The researchers also observed changes in brain activity in the anterior parietal and anterior cingulate, which suggested the volunteers were experiencing greater cognitive load when they wore the headset.
“Virtual reality headsets can be quite immersive, but they worsen balance and increase mental exertion. My study highlights the importance of recording objective data from virtual reality users, in addition to surveys. Understanding how humans physically and mentally handle virtual reality use may help target the uses and limitations of current virtual reality setups, leading to future improvements,” Peterson told PsyPost.
“It would be interesting to compare the performance of multiple virtual reality and augmented reality headsets because they have become so varied recently. My research only uses an Oculus Rift headset. Other headsets may have a wider field of view or quicker refresh rate than the headset I used, which may affect the user differently. More studies like mine may also be helpful for clinicians to understand which headset may perform best for a certain rehabilitation paradigm.”
The study also found that viewing high heights in virtual reality induces stress, similar to high heights in real life.
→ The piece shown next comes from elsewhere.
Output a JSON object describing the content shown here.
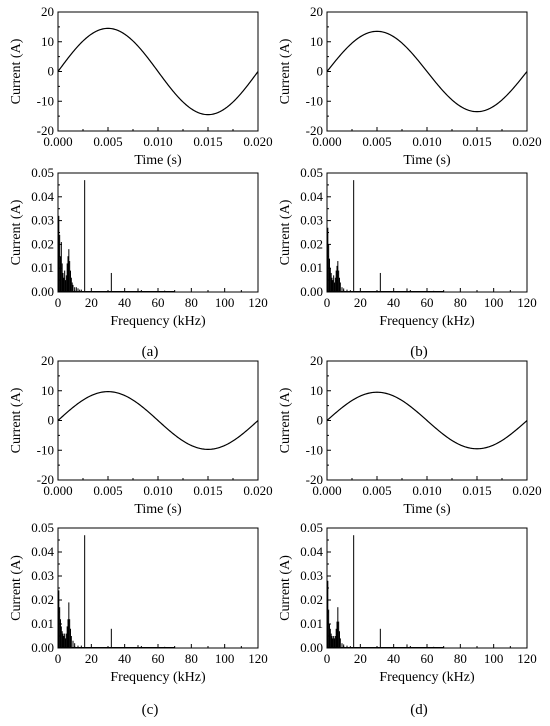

“My study used high-density, source-localized electroencephalography (EEG) to probe the increased mental exertion due to virtual reality. This can be quite useful as a researcher because it provides insight into specific brain regions, leading to much more information than a difference in response times,” Peterson added. “In addition, my study showed that EEG and virtual reality headsets can be combined successfully, which may be useful for better understanding virtual reality rehabilitation and exergaming.”
The study, “Effects of virtual reality high heights exposure during beam-walking on physiological stress and cognitive loading“, was authored by Steven M. Peterson, Emily Furuichi, and Daniel P. Ferris.